"Pray, God, don't quite starve us, and let everybody else have indigestion. We don't say it out loud, but there it is; and the spirit of it might damp the orange blossoms."

She went of course, and the orange blossoms were not damped. She had long walks with her sister round by Niddon and Ridleigh, and even as far distant as Cockchaffington, where much was said about that wicked Colonel as they stood looking at the porch of the church. "I shall be so happy," said Dorothy, "when you and mother come to us. It will be such a joy to me that you should be my guests."

"But we shall not come."

"Why not, Priscilla?"

"I know it will be so. Mamma will not care for going, if I do not go."

"And why should you not come?"

"For a hundred reasons, all of which you know, Dolly. I am stiff, impracticable, ill-conditioned, and very bad at going about visiting. I am always thinking that other people ought to have indigestion, and perhaps I might come to have some such feeling about you and Brooke."
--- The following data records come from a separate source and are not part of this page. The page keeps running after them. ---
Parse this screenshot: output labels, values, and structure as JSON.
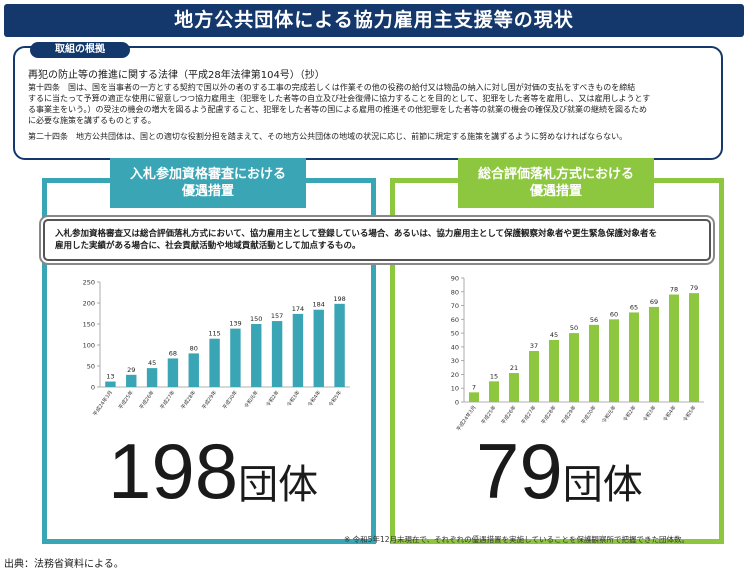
{
  "title": "地方公共団体による協力雇用主支援等の現状",
  "legal_basis": {
    "tab_label": "取組の根拠",
    "law_title": "再犯の防止等の推進に関する法律（平成28年法律第104号）（抄）",
    "article14_line1": "第十四条　国は、国を当事者の一方とする契約で国以外の者のする工事の完成若しくは作業その他の役務の給付又は物品の納入に対し国が対価の支払をすべきものを締結",
    "article14_line2": "するに当たって予算の適正な使用に留意しつつ協力雇用主（犯罪をした者等の自立及び社会復帰に協力することを目的として、犯罪をした者等を雇用し、又は雇用しようとす",
    "article14_line3": "る事業主をいう。）の受注の機会の増大を図るよう配慮すること、犯罪をした者等の国による雇用の推進その他犯罪をした者等の就業の機会の確保及び就業の継続を図るため",
    "article14_line4": "に必要な施策を講ずるものとする。",
    "article24": "第二十四条　地方公共団体は、国との適切な役割分担を踏まえて、その地方公共団体の地域の状況に応じ、前節に規定する施策を講ずるように努めなければならない。"
  },
  "panels": {
    "left_heading_line1": "入札参加資格審査における",
    "left_heading_line2": "優遇措置",
    "right_heading_line1": "総合評価落札方式における",
    "right_heading_line2": "優遇措置"
  },
  "callout_line1": "入札参加資格審査又は総合評価落札方式において、協力雇用主として登録している場合、あるいは、協力雇用主として保護観察対象者や更生緊急保護対象者を",
  "callout_line2": "雇用した実績がある場合に、社会貢献活動や地域貢献活動として加点するもの。",
  "left_total_number": "198",
  "left_total_unit": "団体",
  "right_total_number": "79",
  "right_total_unit": "団体",
  "note": "※ 令和5年12月末現在で、それぞれの優遇措置を実施していることを保護観察所で把握できた団体数。",
  "source": "出典：法務省資料による。",
  "colors": {
    "navy": "#14386b",
    "teal": "#3aa6b5",
    "green": "#8dc63f"
  },
  "chart_data": [
    {
      "type": "bar",
      "categories": [
        "平成24年3月",
        "平成25年",
        "平成26年",
        "平成27年",
        "平成28年",
        "平成29年",
        "平成30年",
        "令和元年",
        "令和2年",
        "令和3年",
        "令和4年",
        "令和5年"
      ],
      "values": [
        13,
        29,
        45,
        68,
        80,
        115,
        139,
        150,
        157,
        174,
        184,
        198
      ],
      "title": "",
      "xlabel": "",
      "ylabel": "",
      "ylim": [
        0,
        250
      ],
      "yticks": [
        0,
        50,
        100,
        150,
        200,
        250
      ],
      "grid": false,
      "color": "#3aa6b5"
    },
    {
      "type": "bar",
      "categories": [
        "平成24年3月",
        "平成25年",
        "平成26年",
        "平成27年",
        "平成28年",
        "平成29年",
        "平成30年",
        "令和元年",
        "令和2年",
        "令和3年",
        "令和4年",
        "令和5年"
      ],
      "values": [
        7,
        15,
        21,
        37,
        45,
        50,
        56,
        60,
        65,
        69,
        78,
        79
      ],
      "title": "",
      "xlabel": "",
      "ylabel": "",
      "ylim": [
        0,
        90
      ],
      "yticks": [
        0,
        10,
        20,
        30,
        40,
        50,
        60,
        70,
        80,
        90
      ],
      "grid": false,
      "color": "#8dc63f"
    }
  ]
}
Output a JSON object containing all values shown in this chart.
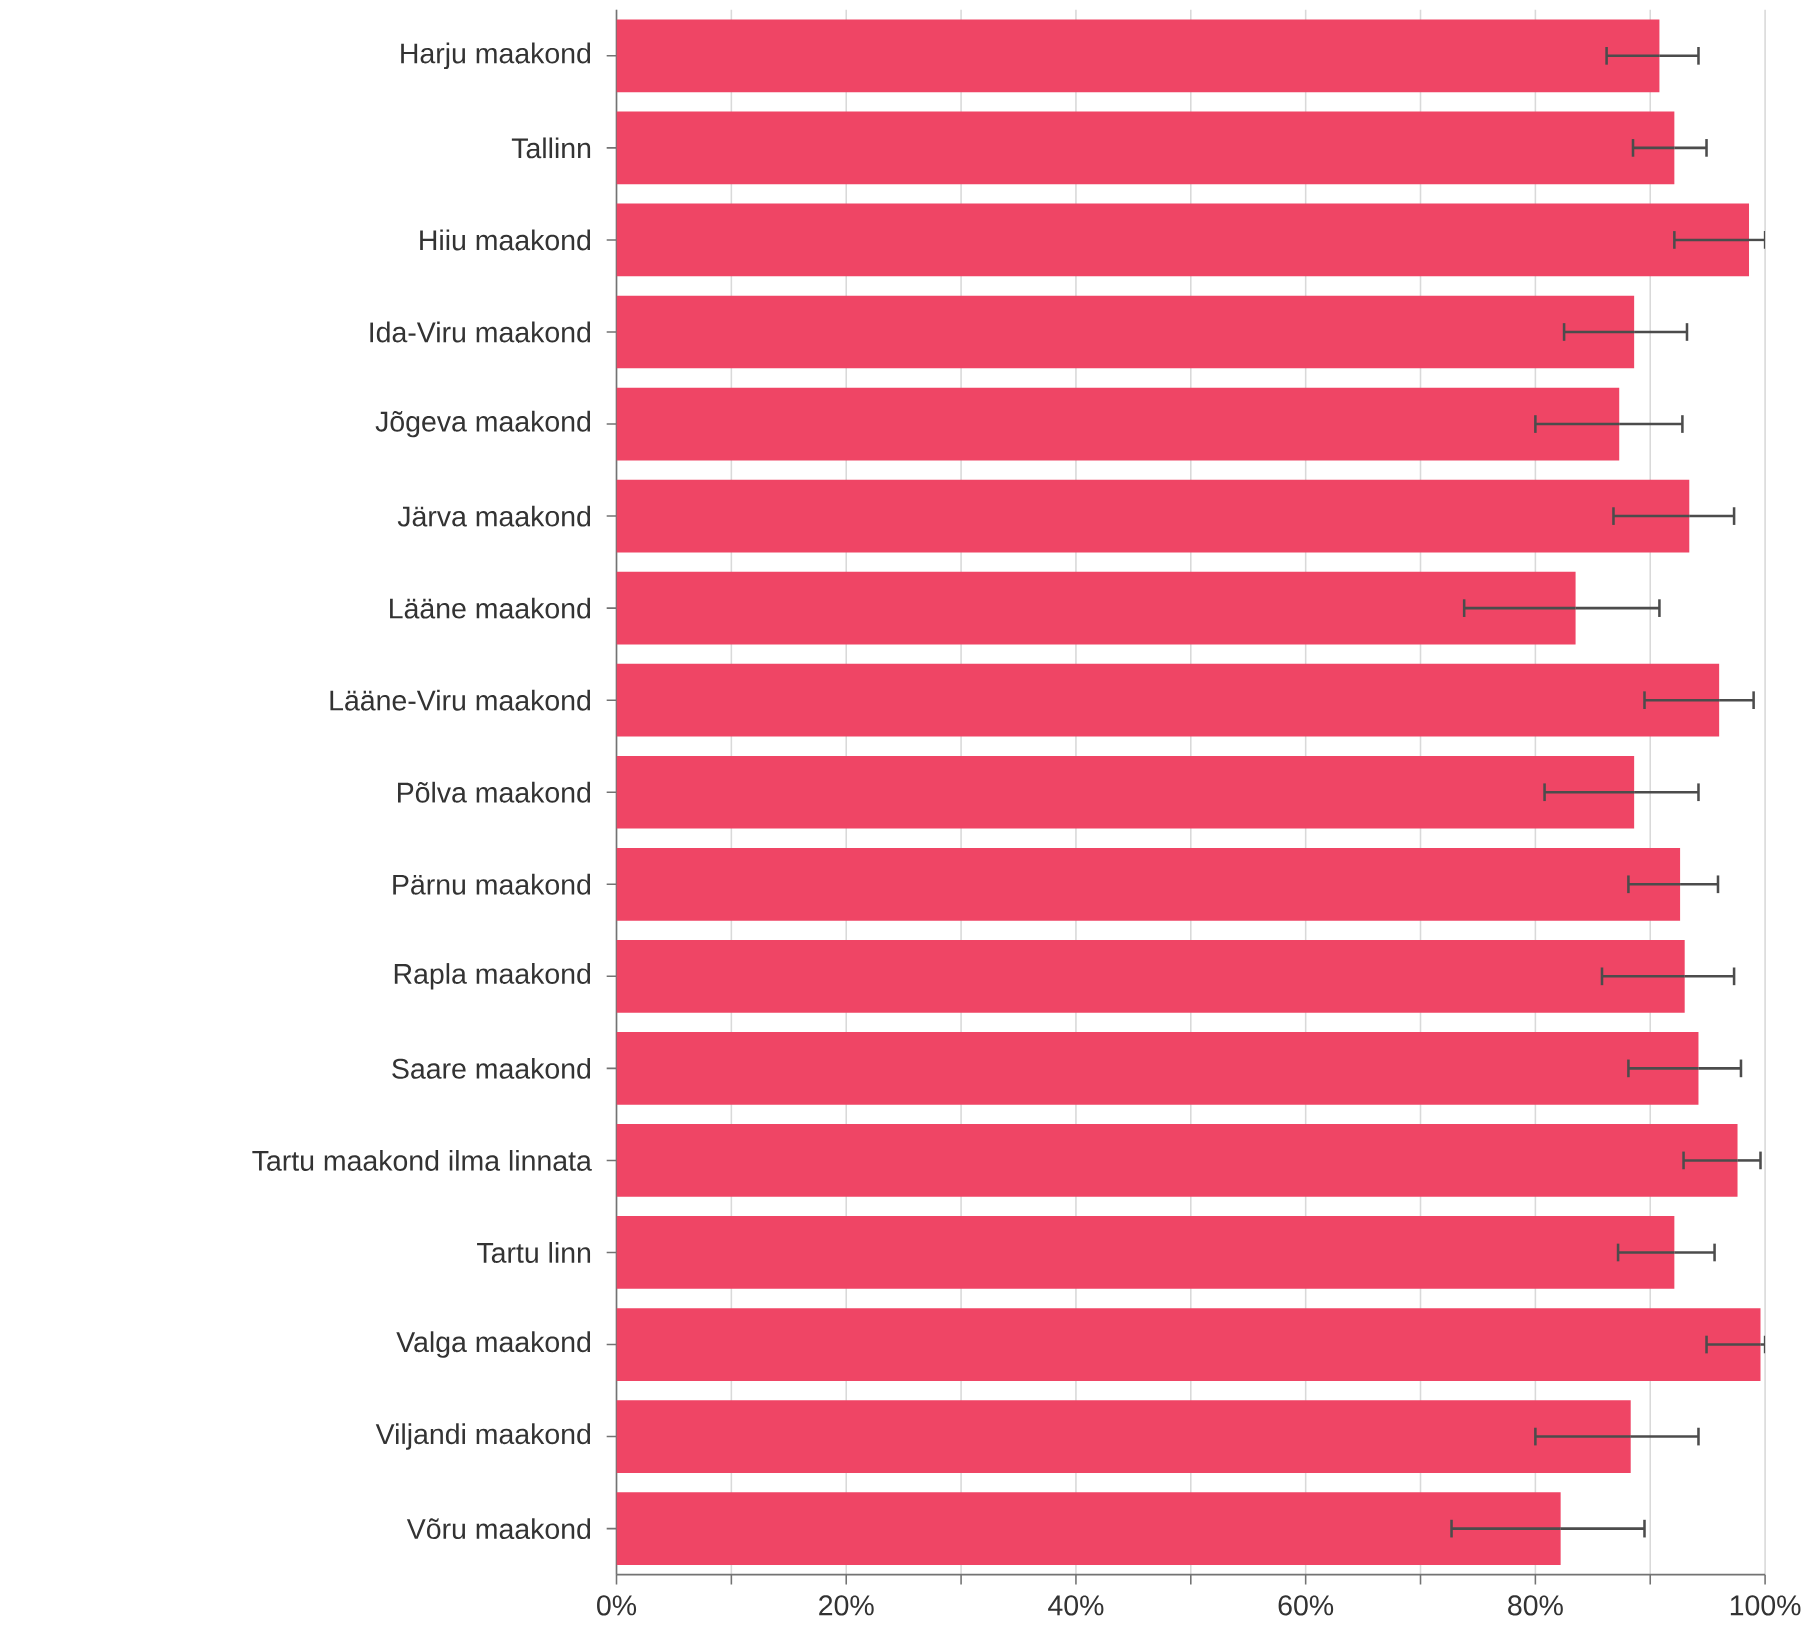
{
  "chart_data": {
    "type": "bar",
    "orientation": "horizontal",
    "categories": [
      "Harju maakond",
      "Tallinn",
      "Hiiu maakond",
      "Ida-Viru maakond",
      "Jõgeva maakond",
      "Järva maakond",
      "Lääne maakond",
      "Lääne-Viru maakond",
      "Põlva maakond",
      "Pärnu maakond",
      "Rapla maakond",
      "Saare maakond",
      "Tartu maakond ilma linnata",
      "Tartu linn",
      "Valga maakond",
      "Viljandi maakond",
      "Võru maakond"
    ],
    "values": [
      90.8,
      92.1,
      98.6,
      88.6,
      87.3,
      93.4,
      83.5,
      96.0,
      88.6,
      92.6,
      93.0,
      94.2,
      97.6,
      92.1,
      99.6,
      88.3,
      82.2
    ],
    "errors": [
      [
        86.2,
        94.2
      ],
      [
        88.5,
        94.9
      ],
      [
        92.1,
        100
      ],
      [
        82.5,
        93.2
      ],
      [
        80.0,
        92.8
      ],
      [
        86.8,
        97.3
      ],
      [
        73.8,
        90.8
      ],
      [
        89.5,
        99.0
      ],
      [
        80.8,
        94.2
      ],
      [
        88.1,
        95.9
      ],
      [
        85.8,
        97.3
      ],
      [
        88.1,
        97.9
      ],
      [
        92.9,
        99.6
      ],
      [
        87.2,
        95.6
      ],
      [
        94.9,
        100
      ],
      [
        80.0,
        94.2
      ],
      [
        72.7,
        89.5
      ]
    ],
    "color": "#ef4565",
    "xlim": [
      0,
      100
    ],
    "xticks": [
      {
        "value": 0,
        "label": "0%"
      },
      {
        "value": 10,
        "label": null
      },
      {
        "value": 20,
        "label": "20%"
      },
      {
        "value": 30,
        "label": null
      },
      {
        "value": 40,
        "label": "40%"
      },
      {
        "value": 50,
        "label": null
      },
      {
        "value": 60,
        "label": "60%"
      },
      {
        "value": 70,
        "label": null
      },
      {
        "value": 80,
        "label": "80%"
      },
      {
        "value": 90,
        "label": null
      },
      {
        "value": 100,
        "label": "100%"
      }
    ],
    "grid": "x"
  }
}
"I should not be at all afraid of that."

"I know that my place in the world is here, at Nuncombe Putney. I have a pride about myself, and think that I never did wrong but once,—when I let mamma go into that odious Clock House. It is a bad pride, and yet I'm proud of it. I haven't got a gown fit to go and stay with you, when you become a grand lady in Exeter. I don't doubt you'd give me any sort of gown I wanted."

"Of course I would. Ain't we sisters, Pris?"